В нашей квартире жил историк. Он давал мне толстые книги по истории феодализма, и я читал их. Родители восторгались, и мне нравились их похвалы.
Только лунатизм их беспокоил. Мама отвела меня, восьмилетнего, к врачу, и тот, поцокав языком, заявил:
— У мальчика умственное развитие опережает физическое. Надо ему заняться спортом.

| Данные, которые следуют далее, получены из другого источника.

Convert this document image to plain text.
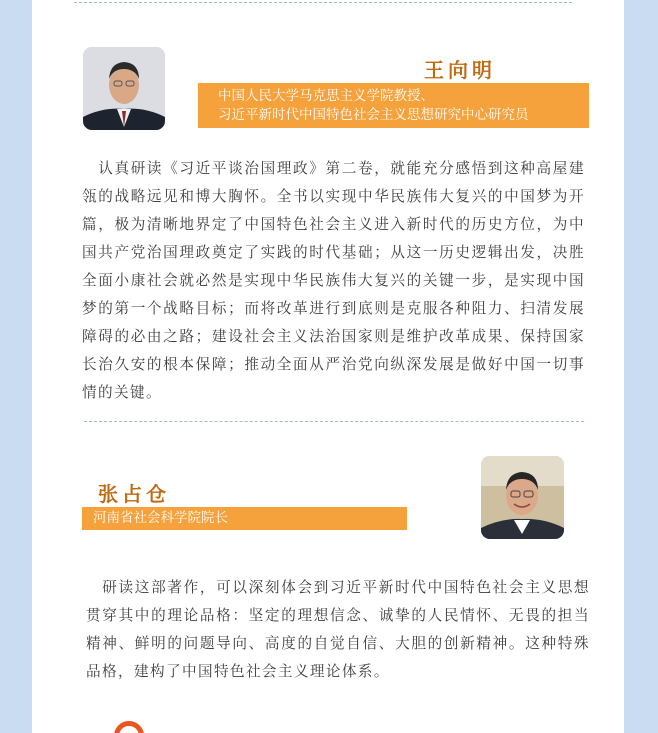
王向明
中国人民大学马克思主义学院教授、
习近平新时代中国特色社会主义思想研究中心研究员

　认真研读《习近平谈治国理政》第二卷，就能充分感悟到这种高屋建瓴的战略远见和博大胸怀。全书以实现中华民族伟大复兴的中国梦为开篇，极为清晰地界定了中国特色社会主义进入新时代的历史方位，为中国共产党治国理政奠定了实践的时代基础；从这一历史逻辑出发，决胜全面小康社会就必然是实现中华民族伟大复兴的关键一步，是实现中国梦的第一个战略目标；而将改革进行到底则是克服各种阻力、扫清发展障碍的必由之路；建设社会主义法治国家则是维护改革成果、保持国家长治久安的根本保障；推动全面从严治党向纵深发展是做好中国一切事情的关键。

张占仓
河南省社会科学院院长

　研读这部著作，可以深刻体会到习近平新时代中国特色社会主义思想贯穿其中的理论品格：坚定的理想信念、诚挚的人民情怀、无畏的担当精神、鲜明的问题导向、高度的自觉自信、大胆的创新精神。这种特殊品格，建构了中国特色社会主义理论体系。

Меня отдали заниматься спортом, и я стал в итоге профессиональным спортсменом-стрелком. До сих пор стреляю. И более по ночам не хожу. Видимо, физическое развитие сравнялось с умственным. Или даже опередило. Иногда я все-таки хожу по ночам, но это вовсе не лунатизм. Жаль, что я не настоящий лунатик…
Сбоку имелась скамеечка, и я завалился на нее, положив голову на моток провода. Я стал проваливаться в жесткую солому дремоты, не успев даже переброситься парой фраз с Гаврилой. А ведь нам вместе жить ближайшие часы и, возможно, умирать…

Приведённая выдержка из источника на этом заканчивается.